S. Lázaro era um senhor de quase noventa anos; herdara a loja de seu pai, um dos primeiros proprietários de loja de instrumentos musicais da cidade. S. Lázaro quase não parava na loja, mas todo mundo sabia quem ele era. Com a cabeça bem branca, ele chegava com seus passos lentos, dando bom dia a todos, e logo saía, com o mesmo bom dia.
A gente sempre escutava histórias de que S. Lázaro era um exímio violonista. Porém, nunca ninguém o vira tocar de fato. “Dizem que esse aí arrebenta no violão de sete cordas”, era o que diziam. “Das duas uma: ou S. Lázaro era de fato tudo o que diziam, ou era um mestre do marketing pessoal”, eu pensava. Até que, num certo dia, eu resolvi provocá-lo.
- S. Lázaro, por que o senhor não tira uma casquinha desse novo Di Giorgio sete cordas que chegou na loja? – eu perguntei.

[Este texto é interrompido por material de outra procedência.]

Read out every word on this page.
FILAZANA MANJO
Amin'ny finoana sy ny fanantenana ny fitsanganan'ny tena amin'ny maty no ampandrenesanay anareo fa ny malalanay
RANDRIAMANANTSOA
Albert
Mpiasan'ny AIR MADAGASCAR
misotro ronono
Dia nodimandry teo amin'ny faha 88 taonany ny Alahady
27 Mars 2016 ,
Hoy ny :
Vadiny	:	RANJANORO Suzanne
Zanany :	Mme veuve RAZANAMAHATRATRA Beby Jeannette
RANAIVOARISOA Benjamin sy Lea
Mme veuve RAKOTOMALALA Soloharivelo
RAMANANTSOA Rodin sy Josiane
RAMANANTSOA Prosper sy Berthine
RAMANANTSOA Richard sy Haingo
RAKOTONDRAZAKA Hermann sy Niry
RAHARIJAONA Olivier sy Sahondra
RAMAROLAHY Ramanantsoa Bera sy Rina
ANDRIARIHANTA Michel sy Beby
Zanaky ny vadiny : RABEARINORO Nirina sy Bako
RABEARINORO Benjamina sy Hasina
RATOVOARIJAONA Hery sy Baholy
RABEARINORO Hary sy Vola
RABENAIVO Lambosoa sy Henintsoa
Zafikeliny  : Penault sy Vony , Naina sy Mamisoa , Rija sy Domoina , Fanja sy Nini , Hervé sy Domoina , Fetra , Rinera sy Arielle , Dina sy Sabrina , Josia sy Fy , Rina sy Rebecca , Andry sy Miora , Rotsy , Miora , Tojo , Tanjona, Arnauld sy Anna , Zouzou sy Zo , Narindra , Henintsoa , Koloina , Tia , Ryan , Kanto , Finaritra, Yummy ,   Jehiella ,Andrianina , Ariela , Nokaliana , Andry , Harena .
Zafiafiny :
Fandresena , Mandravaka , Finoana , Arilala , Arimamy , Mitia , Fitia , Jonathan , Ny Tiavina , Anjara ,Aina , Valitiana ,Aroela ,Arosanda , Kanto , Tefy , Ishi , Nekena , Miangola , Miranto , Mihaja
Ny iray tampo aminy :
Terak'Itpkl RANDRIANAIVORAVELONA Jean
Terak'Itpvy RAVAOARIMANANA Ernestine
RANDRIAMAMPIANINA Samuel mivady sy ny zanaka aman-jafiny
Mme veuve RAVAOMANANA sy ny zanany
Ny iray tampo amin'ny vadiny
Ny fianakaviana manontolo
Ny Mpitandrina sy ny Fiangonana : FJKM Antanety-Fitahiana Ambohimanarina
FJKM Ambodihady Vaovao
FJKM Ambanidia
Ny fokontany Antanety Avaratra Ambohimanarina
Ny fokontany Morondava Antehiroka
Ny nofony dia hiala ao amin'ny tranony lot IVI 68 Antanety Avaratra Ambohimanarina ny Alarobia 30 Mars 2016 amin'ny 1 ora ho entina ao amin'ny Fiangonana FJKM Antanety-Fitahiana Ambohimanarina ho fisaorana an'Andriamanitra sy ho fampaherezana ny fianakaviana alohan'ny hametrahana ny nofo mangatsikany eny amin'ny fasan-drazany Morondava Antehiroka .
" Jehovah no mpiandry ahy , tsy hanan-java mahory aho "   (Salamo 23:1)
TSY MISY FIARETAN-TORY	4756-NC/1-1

- Ficou maluco? – reprimiu-me um dos lojistas – Que intimidade é essa?
S. Lázaro olhou para mim, abriu um sorriso, no canto da boca, e:
- Afine-o que eu já volto.
Toda a loja ficou eufórica, porque, enfim, veríamos S. Lázaro tocar violão. Afinamos o Di Giorgio e o esperamos com ansiedade.
Quando voltou, S. Lázaro pegou o violão e disse:
- Façam silêncio, sim?
Fizemos.
Então, S. Lázaro começou a dedilhar um choro maravilhoso, num misto inteligentíssimo de técnica clássica e popular. Ficamos todos boquiabertos.
Quando S. Lázaro terminou de tocar, disse-me:
- E você? Toca?
- Toco, sim, senhor, mas não tão bem...
- Toque, por favor.
Toquei. Mas naquele momento, pressionado pelo olhar do velhinho e sem muita experiência nas sete cordas, executei um número simples, quase medíocre.
- Precisa de umas aulas, filho! – disse-me S. Lázaro – Minha neta é uma excelente professora!
- Sua neta? – questionei-o, pensando se tratar de uma criança.
- Não se assuste, rapaz. Ela tem a sua idade.
- Sei... – eu disse, ainda achando humilhante.
- Ela sabe tudo o que eu sei. Ligue para ela – disse-me ele, me dando um cartão e saindo da loja como um Deus das sete cordas.
* * *
Chegando em casa, liguei para a neta de S. Lázaro.
- Alô.
- Oi! É a Andréia?
- Sim, sou eu!
- Boa tarde. O seu avô me deu o seu cartão. Eu gostaria de tomar aulas de violão de sete cordas.
- Ah... Violão de sete cordas... Sei... Esse meu avô...
- Não entendi.
- Qual o seu nome?
- Plínio.
- Plínio, é o seguinte: eu não dou aula de violão, não sei sequer sacudir um chocalho, para você ter ideia da minha vocação musical.
- Mas...
- O meu avô acha que eu preciso de um namorado e fica por aí distribuindo cartões, que ele mesmo faz, para rapazes que ele diz “parecer boa pessoa”. Peço desculpas...
- Não, que isso? Mas o seu avô, hein... Bem, pelo menos sei que “pareço boa pessoa”, né?
- Isso é.
E, desculpe perguntar, mas... Esse plano do seu avô já funcionou alguma vez?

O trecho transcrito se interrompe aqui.